The biggest mistake I ever made was not committing myself to an academic career during my GI fellowship and in my first job. Fortunately, as I spent a difficult year in a clinic, I quickly realized that my true passion was in academic work. Quickly, I secured a position at a university hospital and I have never looked back. It may have been a mistake, but it also helped me commit to academic medicine.
What is your unfulfilled ambition?
My unfulfilled ambition is to compile and write a definitive color atlas on endoscopy and EUS. Not enough time for this yet.
What is your greatest regret?
My greatest regret is letting my tennis game suffer because of the pressures of my academic career.

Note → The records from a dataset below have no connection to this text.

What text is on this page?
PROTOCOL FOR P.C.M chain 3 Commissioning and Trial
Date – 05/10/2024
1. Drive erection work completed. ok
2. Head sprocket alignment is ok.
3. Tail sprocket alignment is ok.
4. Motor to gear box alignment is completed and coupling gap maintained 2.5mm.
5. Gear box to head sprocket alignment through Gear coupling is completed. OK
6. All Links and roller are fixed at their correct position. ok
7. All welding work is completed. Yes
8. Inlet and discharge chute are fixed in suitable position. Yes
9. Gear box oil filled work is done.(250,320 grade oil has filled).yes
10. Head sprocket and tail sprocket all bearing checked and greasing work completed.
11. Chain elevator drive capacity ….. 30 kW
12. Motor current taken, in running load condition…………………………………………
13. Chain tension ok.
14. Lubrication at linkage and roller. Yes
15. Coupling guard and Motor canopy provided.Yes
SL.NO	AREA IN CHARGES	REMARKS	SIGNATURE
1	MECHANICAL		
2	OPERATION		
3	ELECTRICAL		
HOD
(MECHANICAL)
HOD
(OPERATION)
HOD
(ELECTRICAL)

Perhaps some day I will take up this great sport again.
How do you relax?
I relax with my lovely wife by exercising (biking, tennis, swimming), playing musical instruments (piano, clarinet, recorder), and making instructional video tapes for EUS.
What is your favorite sport?
My favorite sport is playing tennis, particularly with my son or brother. For watching, I enjoy watching the New England Patriot football team lose every week.
What is your best place in the world?
The best place in the world is my home in Brookline, MA, with my wife. Other than Brookline, we enjoy Bermuda very much, particularly for scuba diving.
What is your favorite film?
My favorite film is "2001". I enjoy tension-filled films with a high-tech connection. Along the same lines, I enjoyed "Hunt for Red October".
What car do you drive?
I drive a BMW Z3 convertible coupe. Very nice.
What is your best electronic 'toy'?
I have many, many, many electronic toys. My favorite is the MAC computer with a video-editing module. Other than that, I enjoy electronic cameras, including video.
What book are you reading at the moment?
I currently reading a book called "The Informant", a story of the uncovering of corporate sabotage at ADM, a large multi-national corporation.
Why did you get in involved in
I enjoy using the Internet for teaching, communicating among colleagues, and improving the visibility of GI clinical research. I think is a great opportunity for the GI community. I look forward to working the editors.